Born in a village located Demoso, Kayah State, Burma (now Myanmar), Aung Htet was raised in Magwe Region. He attended local monastic schools before moving to Yangon to complete his secondary education.

== Discography ==
- Hey, Helpmate (ဟေ့...မိတ်ဆွေ) (2016)
- Nhit (နှစ်) (2017)
- Flower Opened by Tear (မျက်ရည်နှင့် ပွင့်သောပန်း) (2016)

==Political activities==

Following the 2021 Myanmar coup d'état, he participated in the anti-coup movement both in person at rallies and through social media. Denouncing the military coup, he took part in protests, starting in February. He joined the "We Want Justice" three-finger salute movement. The movement was launched on social media, and many celebrities have joined the movement.

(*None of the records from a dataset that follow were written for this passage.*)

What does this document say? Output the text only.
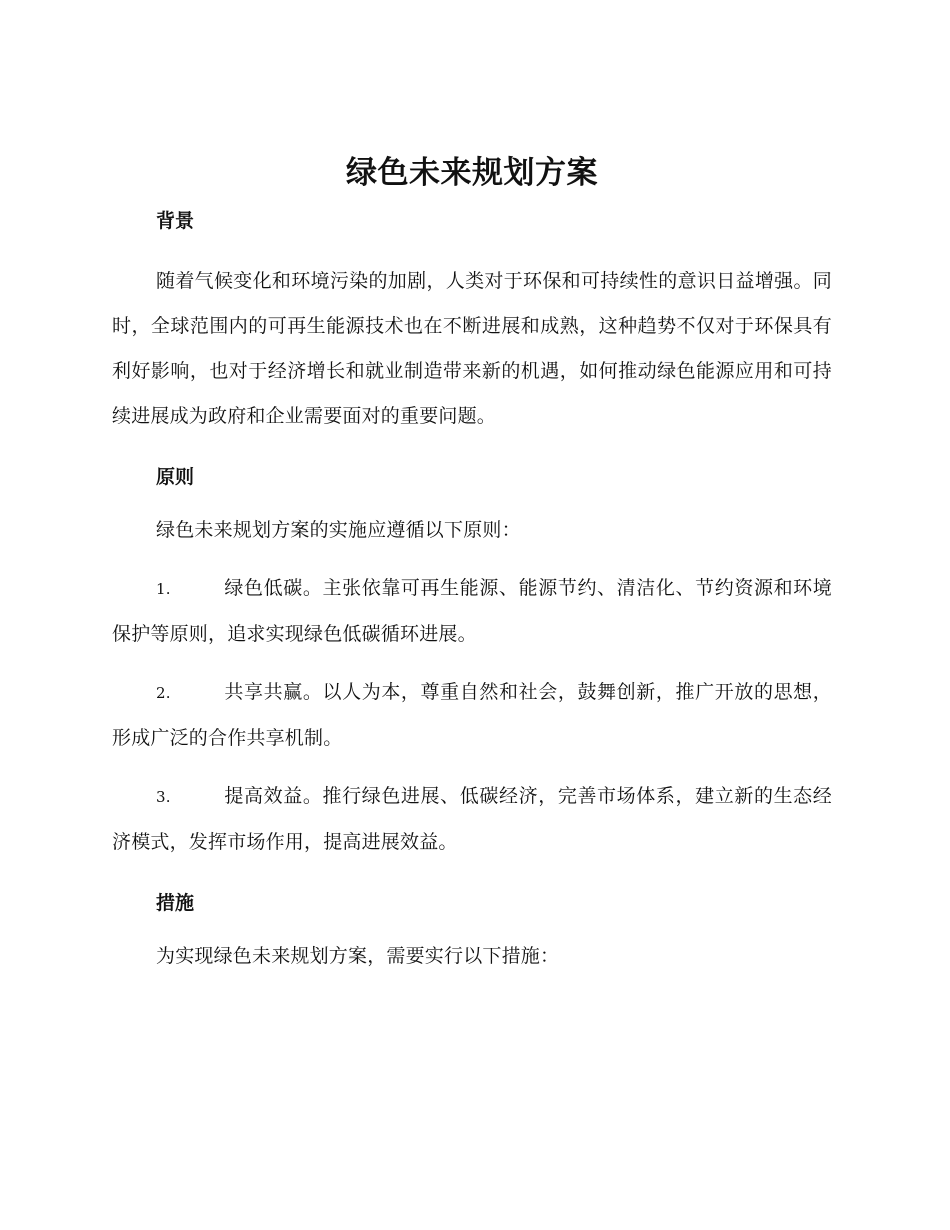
绿色未来规划方案
背景

随着气候变化和环境污染的加剧，人类对于环保和可持续性的意识日益增强。同时，全球范围内的可再生能源技术也在不断进展和成熟，这种趋势不仅对于环保具有利好影响，也对于经济增长和就业制造带来新的机遇，如何推动绿色能源应用和可持续进展成为政府和企业需要面对的重要问题。

原则

绿色未来规划方案的实施应遵循以下原则：

1.	绿色低碳。主张依靠可再生能源、能源节约、清洁化、节约资源和环境保护等原则，追求实现绿色低碳循环进展。

2.	共享共赢。以人为本，尊重自然和社会，鼓舞创新，推广开放的思想，形成广泛的合作共享机制。

3.	提高效益。推行绿色进展、低碳经济，完善市场体系，建立新的生态经济模式，发挥市场作用，提高进展效益。

措施

为实现绿色未来规划方案，需要实行以下措施：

On 12 April 2021, warrants for him arrest were issued under Section 505 (a) of the penal code by the State Administration Council for speaking out against the military coup. Along with several other celebrities, he was charged with calling for participation in the Civil Disobedience Movement (CDM) and damaging the state's ability to govern, with supporting the Committee Representing Pyidaungsu Hluttaw, and with generally inciting the people to disturb the peace and stability of the nation.